Balaguer insists that everything in Cuba is free and stresses that, in this case, dance is an expensive discipline “and the State assumes it responsibly… I think that the Ministry of Culture and the Cuban State have been very receptive. As always, they are taking a step forward,” she praises.

But the journalist insists on talking about Chinese slippers. “Those things can happen when material is imported. But the most important thing is that we are here to show Swan Lake,” Blalaguer escapes again, not wasting the opportunity to consider that all the countries in the world have economic problems in these moments.

“Have you solved that problem with the shoes?” asks the editor for the third time. The debate closes with “Of course. Everything is discussed and little by little it is resolved” and the insistence that the will of the State is the best and the controversial shoes arrived during the pandemic, when the inconveniences were, for everything, extreme. The footwear for the professionals is manufactured in the company’s workshops – the imported ones are for schools – but the text recalls when, in the 90s, the dancers themselves mended their costumes and with great difficulty were able clean the toecaps with the bad adhesive that was sold on the island.

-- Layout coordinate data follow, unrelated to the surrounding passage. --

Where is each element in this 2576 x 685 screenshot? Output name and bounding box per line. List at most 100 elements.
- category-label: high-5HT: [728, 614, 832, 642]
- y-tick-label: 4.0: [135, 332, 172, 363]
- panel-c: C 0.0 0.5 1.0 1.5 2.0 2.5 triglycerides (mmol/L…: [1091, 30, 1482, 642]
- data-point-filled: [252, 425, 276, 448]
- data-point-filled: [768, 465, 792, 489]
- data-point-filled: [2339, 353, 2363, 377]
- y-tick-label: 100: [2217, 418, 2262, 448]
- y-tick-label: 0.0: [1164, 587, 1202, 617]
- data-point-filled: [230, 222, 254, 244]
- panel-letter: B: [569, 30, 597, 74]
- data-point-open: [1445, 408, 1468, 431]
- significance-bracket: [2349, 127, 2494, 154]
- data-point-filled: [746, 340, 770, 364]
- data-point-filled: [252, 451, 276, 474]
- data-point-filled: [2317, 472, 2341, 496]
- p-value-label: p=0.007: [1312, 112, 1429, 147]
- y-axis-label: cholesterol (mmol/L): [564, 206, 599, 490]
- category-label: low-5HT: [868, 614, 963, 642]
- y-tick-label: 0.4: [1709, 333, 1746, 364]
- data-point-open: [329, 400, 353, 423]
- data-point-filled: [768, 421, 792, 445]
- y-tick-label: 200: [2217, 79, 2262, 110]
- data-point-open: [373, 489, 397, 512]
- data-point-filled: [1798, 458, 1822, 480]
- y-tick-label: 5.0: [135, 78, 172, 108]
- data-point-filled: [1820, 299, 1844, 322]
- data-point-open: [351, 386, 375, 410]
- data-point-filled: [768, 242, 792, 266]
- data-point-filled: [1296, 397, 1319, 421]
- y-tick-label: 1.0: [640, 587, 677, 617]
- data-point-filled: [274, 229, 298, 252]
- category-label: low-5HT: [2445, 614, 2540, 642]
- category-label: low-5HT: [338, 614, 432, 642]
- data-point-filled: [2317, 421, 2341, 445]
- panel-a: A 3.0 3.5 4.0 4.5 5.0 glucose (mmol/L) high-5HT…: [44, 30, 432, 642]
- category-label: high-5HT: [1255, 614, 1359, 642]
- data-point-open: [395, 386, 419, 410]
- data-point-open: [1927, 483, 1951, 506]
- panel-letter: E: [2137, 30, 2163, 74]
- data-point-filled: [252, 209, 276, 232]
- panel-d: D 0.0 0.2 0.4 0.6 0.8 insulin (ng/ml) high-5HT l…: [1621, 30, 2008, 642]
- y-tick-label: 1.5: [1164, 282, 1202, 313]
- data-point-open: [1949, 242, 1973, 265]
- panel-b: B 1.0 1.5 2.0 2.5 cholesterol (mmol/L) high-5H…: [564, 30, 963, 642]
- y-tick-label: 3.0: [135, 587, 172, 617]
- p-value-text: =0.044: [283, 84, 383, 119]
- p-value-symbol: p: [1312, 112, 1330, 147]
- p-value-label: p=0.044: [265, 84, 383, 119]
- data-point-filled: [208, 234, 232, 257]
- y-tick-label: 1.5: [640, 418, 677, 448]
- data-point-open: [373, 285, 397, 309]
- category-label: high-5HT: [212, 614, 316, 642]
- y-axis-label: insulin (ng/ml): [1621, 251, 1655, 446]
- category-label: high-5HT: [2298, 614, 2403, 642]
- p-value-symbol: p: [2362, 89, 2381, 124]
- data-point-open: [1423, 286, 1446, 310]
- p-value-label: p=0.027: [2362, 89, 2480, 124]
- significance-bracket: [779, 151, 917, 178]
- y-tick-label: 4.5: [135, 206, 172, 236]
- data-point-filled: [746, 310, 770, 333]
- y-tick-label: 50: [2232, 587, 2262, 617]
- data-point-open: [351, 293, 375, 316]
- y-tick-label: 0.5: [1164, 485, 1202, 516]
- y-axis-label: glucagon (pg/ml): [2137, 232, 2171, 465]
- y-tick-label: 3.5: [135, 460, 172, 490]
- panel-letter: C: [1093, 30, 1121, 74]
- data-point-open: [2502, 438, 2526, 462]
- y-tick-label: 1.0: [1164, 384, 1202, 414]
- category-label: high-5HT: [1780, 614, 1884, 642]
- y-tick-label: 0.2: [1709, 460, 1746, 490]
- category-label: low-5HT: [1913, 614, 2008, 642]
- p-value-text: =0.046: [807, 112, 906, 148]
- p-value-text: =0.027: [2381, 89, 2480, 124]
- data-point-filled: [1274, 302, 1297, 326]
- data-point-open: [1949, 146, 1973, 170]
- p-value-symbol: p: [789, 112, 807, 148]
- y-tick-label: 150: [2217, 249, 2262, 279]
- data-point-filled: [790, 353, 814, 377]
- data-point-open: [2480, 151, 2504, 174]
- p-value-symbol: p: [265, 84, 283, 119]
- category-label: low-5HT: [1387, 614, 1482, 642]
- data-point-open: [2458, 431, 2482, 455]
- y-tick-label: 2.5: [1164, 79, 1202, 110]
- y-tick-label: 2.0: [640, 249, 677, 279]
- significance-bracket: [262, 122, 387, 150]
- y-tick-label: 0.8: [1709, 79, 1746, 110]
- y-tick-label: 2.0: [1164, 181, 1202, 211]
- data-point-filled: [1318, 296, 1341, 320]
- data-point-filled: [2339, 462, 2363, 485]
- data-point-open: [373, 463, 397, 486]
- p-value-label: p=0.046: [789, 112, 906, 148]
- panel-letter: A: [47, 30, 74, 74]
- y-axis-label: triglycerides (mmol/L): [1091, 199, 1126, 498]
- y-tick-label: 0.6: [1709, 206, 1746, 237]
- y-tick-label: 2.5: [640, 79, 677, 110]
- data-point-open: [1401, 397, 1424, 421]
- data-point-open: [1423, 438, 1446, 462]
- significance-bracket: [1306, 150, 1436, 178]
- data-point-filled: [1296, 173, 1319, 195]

When Vigensay Valdés took charge of the National Ballet of Cuba — the first important company on the island — in 2019, there were 40 dancers who had requested asylum in the US and other countries, according to figures from the Cuban Classical Ballet. of Miami. Barely a year ago, in another sphere of dance, a highly commented on mass desertion took place when at the end of July eight members of the Lizt Alfonso Dance Cuba company left the delegation and stayed in Spain, after finishing the presentations of their tour of Europe.

Balaguer, however, refuses to see it. “They don’t talk about the fact that we did a tour in Spain and Switzerland, and nobody stayed.(…) I think that sometimes you don’t just have to talk about the problems, the ugly things or the inconveniences, but also the positive things.”